The relevant sequence of calls is this:

NC_authclear    libdispatch/dauth.c:176
occlose     oc2/ocinternal.c:274
oc_close    oc2/oc.c:85
NCD2_close  libdap2/ncd2dispatch.c:1806
nc_close    libdispatch/dfile.c:1291

but I confess I cannot see why this sequence is failing assuming you call nc_close. BTW, if the DAP2 url you are using is public, can you send it to me?

leonid-butenko commented 2 years ago

Ok, thank you! I think I'm now more or less clear on what's going on. You're absolutely right on the fact that if I call nc_close, the cookiejar is properly removed in my version 4.7.1. In my python script I have to explicitly call nc.close() before exit, otherwise nc_close is not triggered and cookiejars will remain. My strong belief was that python should handle that automatically .. my bad!

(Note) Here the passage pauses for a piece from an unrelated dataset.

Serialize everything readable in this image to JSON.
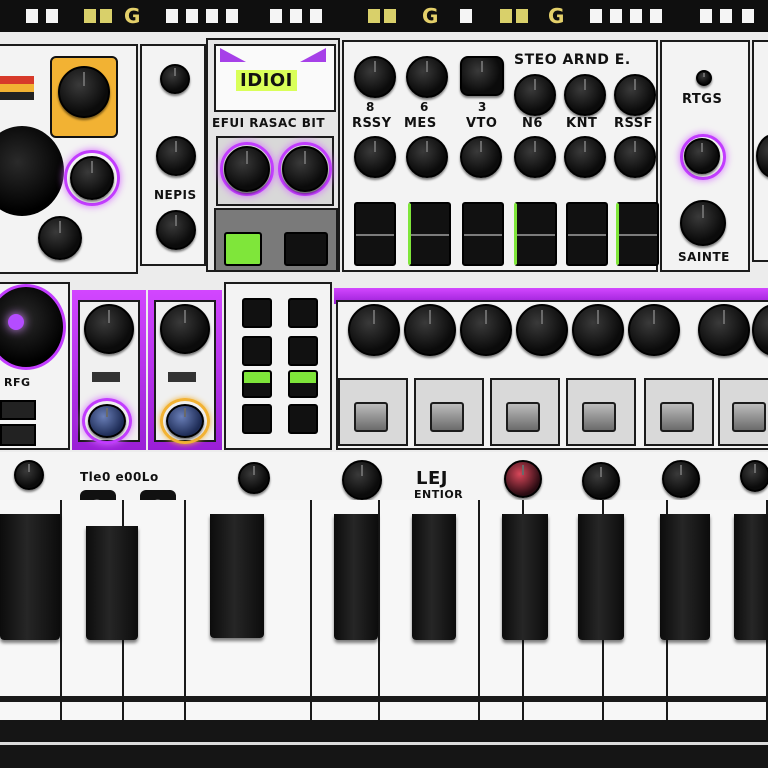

Same with ncdump: usually I pipe ncdump's output to less and if I don't scroll to the very bottom of the output but press 'q' somewhere in the middle, the temporary cookliejar stay. My guess is that ncdump could handle system signals better, and in case of SIGINT would try to cleanup. Pls advise..

Unfortunately I don't have a public Thredds server, only internal one. I still use the version 5.0.0b6.

DennisHeimbigner commented 2 years ago

We have avoided being signal sensitive because it can interfere with programs and libraries that use netcdf-c. I think your best bet is to stick with setting .dodsrc.